The workflow at a glance

  1. generate_dataset() — extract image patches centered on each segmented object and write them (plus per-channel intensity statistics) to disk.

  2. initialize_model() — build a CVAE or conditional CondCVAE and the train/validation data generators.

  3. train() — fit the model with early stopping, learning-rate scheduling and TensorBoard logging.

  4. encode() — embed every object into the learned latent space, optionally smoothing the latents over each object’s spatial neighborhood (message passing).

  5. spatialgraph_stats() — compute spatial neighborhood-graph statistics per sample (or per spatial subunit) from clustered latents.

  6. spatialgraph_embedding() — embed the per-sample/per-subunit statistics (PCA + UMAP, with optional batch correction) for sample-level comparison.

Features

  • Convolutional VAE (CVAE): encode multi-channel image patches into a compact latent space.

  • Conditional VAE (CondCVAE): condition the encoder/decoder on one or more metadata columns (e.g. dataset, z-slice, donor) via one-hot encoding.

  • SpatialData-native: works directly on SpatialData images, labels and tables.
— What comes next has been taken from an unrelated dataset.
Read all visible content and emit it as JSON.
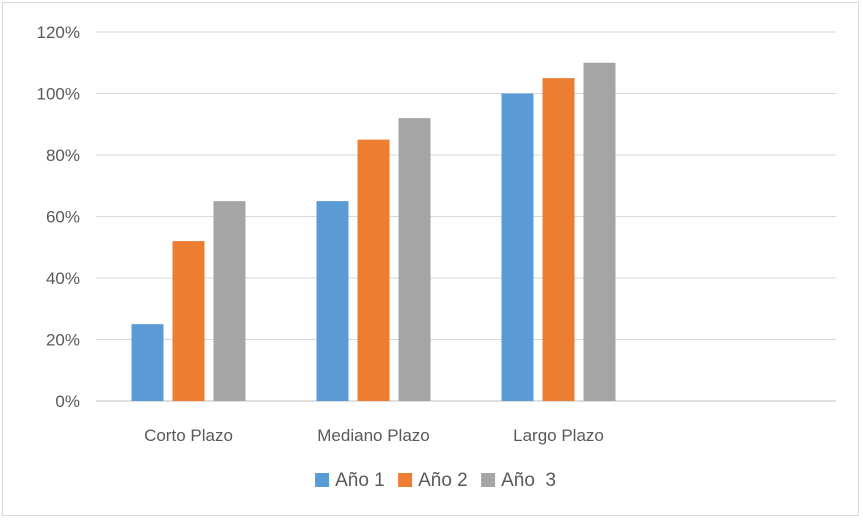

  • Flexible patch extraction: configurable patch size, 2D or per-z-slice 3D sampling, and global or per-sample intensity normalization.
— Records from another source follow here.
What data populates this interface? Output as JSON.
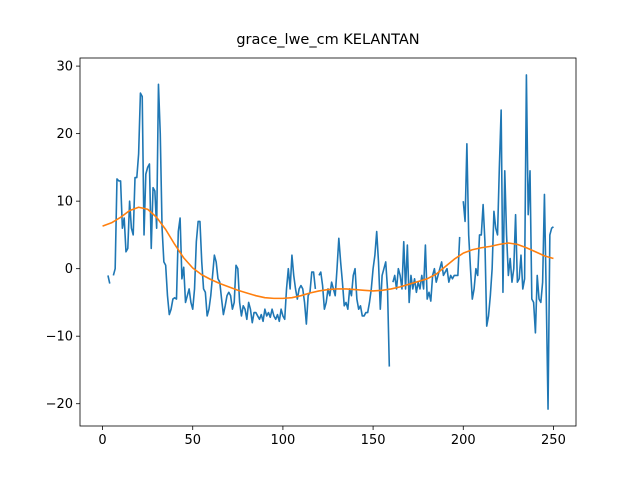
{
  "chart_data": {
    "type": "line",
    "title": "grace_lwe_cm KELANTAN",
    "x": [
      0,
      1,
      2,
      3,
      4,
      5,
      6,
      7,
      8,
      9,
      10,
      11,
      12,
      13,
      14,
      15,
      16,
      17,
      18,
      19,
      20,
      21,
      22,
      23,
      24,
      25,
      26,
      27,
      28,
      29,
      30,
      31,
      32,
      33,
      34,
      35,
      36,
      37,
      38,
      39,
      40,
      41,
      42,
      43,
      44,
      45,
      46,
      47,
      48,
      49,
      50,
      51,
      52,
      53,
      54,
      55,
      56,
      57,
      58,
      59,
      60,
      61,
      62,
      63,
      64,
      65,
      66,
      67,
      68,
      69,
      70,
      71,
      72,
      73,
      74,
      75,
      76,
      77,
      78,
      79,
      80,
      81,
      82,
      83,
      84,
      85,
      86,
      87,
      88,
      89,
      90,
      91,
      92,
      93,
      94,
      95,
      96,
      97,
      98,
      99,
      100,
      101,
      102,
      103,
      104,
      105,
      106,
      107,
      108,
      109,
      110,
      111,
      112,
      113,
      114,
      115,
      116,
      117,
      118,
      119,
      120,
      121,
      122,
      123,
      124,
      125,
      126,
      127,
      128,
      129,
      130,
      131,
      132,
      133,
      134,
      135,
      136,
      137,
      138,
      139,
      140,
      141,
      142,
      143,
      144,
      145,
      146,
      147,
      148,
      149,
      150,
      151,
      152,
      153,
      154,
      155,
      156,
      157,
      158,
      159,
      160,
      161,
      162,
      163,
      164,
      165,
      166,
      167,
      168,
      169,
      170,
      171,
      172,
      173,
      174,
      175,
      176,
      177,
      178,
      179,
      180,
      181,
      182,
      183,
      184,
      185,
      186,
      187,
      188,
      189,
      190,
      191,
      192,
      193,
      194,
      195,
      196,
      197,
      198,
      199,
      200,
      201,
      202,
      203,
      204,
      205,
      206,
      207,
      208,
      209,
      210,
      211,
      212,
      213,
      214,
      215,
      216,
      217,
      218,
      219,
      220,
      221,
      222,
      223,
      224,
      225,
      226,
      227,
      228,
      229,
      230,
      231,
      232,
      233,
      234,
      235,
      236,
      237,
      238,
      239,
      240,
      241,
      242,
      243,
      244,
      245,
      246,
      247,
      248,
      249,
      250
    ],
    "series": [
      {
        "color": "#1f77b4",
        "values": [
          null,
          null,
          null,
          -1,
          -2.2,
          null,
          -1,
          0,
          13.3,
          13,
          13,
          6,
          7.5,
          2.5,
          3,
          10,
          6,
          5,
          13.5,
          13.5,
          17,
          26,
          25.5,
          5,
          14,
          15,
          15.5,
          3,
          12,
          11.5,
          6,
          27.3,
          20,
          6,
          1,
          0.5,
          -4,
          -6.8,
          -6,
          -4.5,
          -4.3,
          -4.5,
          5.5,
          7.5,
          -1.5,
          0.2,
          -5,
          -4,
          -3,
          -5,
          -6,
          -3,
          4,
          7,
          7,
          1,
          -3,
          -3.5,
          -7,
          -6,
          -4,
          -1,
          2,
          1,
          -1.5,
          -2,
          -4.5,
          -6.8,
          -5.5,
          -4,
          -3.5,
          -4,
          -6,
          -5,
          0.5,
          0,
          -5,
          -7,
          -5.5,
          -6,
          -7.5,
          -5,
          -6,
          -8,
          -6.5,
          -6.5,
          -7,
          -7.5,
          -6.8,
          -7.8,
          -6,
          -7,
          -6.5,
          -7.2,
          -6,
          -7,
          -7.5,
          -6.8,
          -7.8,
          -6,
          -7,
          -7.5,
          -3,
          0,
          -3,
          2,
          -1,
          -3,
          -4.5,
          -3,
          -2.5,
          -3,
          -5,
          -8.2,
          -4,
          -3.5,
          -0.5,
          -0.5,
          -3,
          null,
          -1,
          -0.5,
          -2.5,
          -6,
          -5,
          -3,
          -4,
          -2,
          -3,
          -4,
          0,
          4.5,
          1,
          -2,
          -5.5,
          -5,
          -6,
          -3,
          -4,
          -1,
          0,
          -4.5,
          -6,
          -5.5,
          -7,
          -7,
          -6.5,
          -6.5,
          -5,
          -3,
          0,
          2,
          5.5,
          1,
          -6,
          -1,
          0,
          1,
          -3,
          -14.5,
          null,
          -2,
          -1,
          -3,
          0,
          -1,
          -3,
          4,
          -3,
          3.5,
          -5,
          -1,
          -3,
          -1.5,
          -3.5,
          -2,
          -3,
          -1,
          -3,
          3.5,
          -4.5,
          -3.5,
          -4.8,
          -1,
          0,
          -2,
          -1,
          0,
          1,
          -1,
          -0.5,
          0,
          -2,
          -1,
          -1.5,
          -1,
          -1,
          -1,
          4.7,
          null,
          10,
          7,
          18.5,
          5,
          0,
          -4.5,
          -3,
          0,
          -1,
          5,
          5,
          9.5,
          4,
          -8.5,
          -7,
          -4,
          0,
          8.5,
          6,
          5,
          15,
          23.5,
          -3.5,
          14.5,
          5,
          -1,
          1.5,
          -2,
          0,
          8,
          -2,
          -1.5,
          2,
          -3,
          -1.5,
          28.7,
          8,
          14.5,
          -4.5,
          -5,
          -9.5,
          -1,
          -4.5,
          -5,
          -2,
          11,
          -4,
          -20.8,
          5,
          6,
          6.2
        ]
      },
      {
        "color": "#ff7f0e",
        "x": [
          0,
          5,
          10,
          15,
          20,
          25,
          30,
          35,
          40,
          45,
          50,
          55,
          60,
          65,
          70,
          75,
          80,
          85,
          90,
          95,
          100,
          105,
          110,
          115,
          120,
          125,
          130,
          135,
          140,
          145,
          150,
          155,
          160,
          165,
          170,
          175,
          180,
          185,
          190,
          195,
          200,
          205,
          210,
          215,
          220,
          225,
          230,
          235,
          240,
          245,
          250
        ],
        "values": [
          6.3,
          6.8,
          7.6,
          8.6,
          9.1,
          8.8,
          7.6,
          5.8,
          3.6,
          1.6,
          0.1,
          -0.9,
          -1.6,
          -2.2,
          -2.7,
          -3.2,
          -3.6,
          -4.0,
          -4.3,
          -4.4,
          -4.4,
          -4.3,
          -4.0,
          -3.6,
          -3.3,
          -3.1,
          -3.0,
          -3.0,
          -3.1,
          -3.2,
          -3.3,
          -3.2,
          -3.0,
          -2.7,
          -2.3,
          -1.9,
          -1.5,
          -0.8,
          0.3,
          1.4,
          2.3,
          2.8,
          3.1,
          3.3,
          3.6,
          3.8,
          3.6,
          3.1,
          2.5,
          1.9,
          1.5
        ]
      }
    ],
    "xlim": [
      -12.5,
      262.5
    ],
    "ylim": [
      -23.3,
      31.2
    ],
    "xticks": [
      0,
      50,
      100,
      150,
      200,
      250
    ],
    "yticks": [
      {
        "value": -20,
        "label": "−20"
      },
      {
        "value": -10,
        "label": "−10"
      },
      0,
      10,
      20,
      30
    ]
  }
}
  • Spatial message passing: aggregate latents over a physical-distance neighborhood graph.

  • Spatial graph analysis: interaction matrices, Moran’s I, centrality, connectivity and convex-hull statistics at sample or subunit resolution.

  • Beta-VAE support: tune the KL weight (beta) for more disentangled representations.

  • Built on Keras 3 with the TensorFlow backend.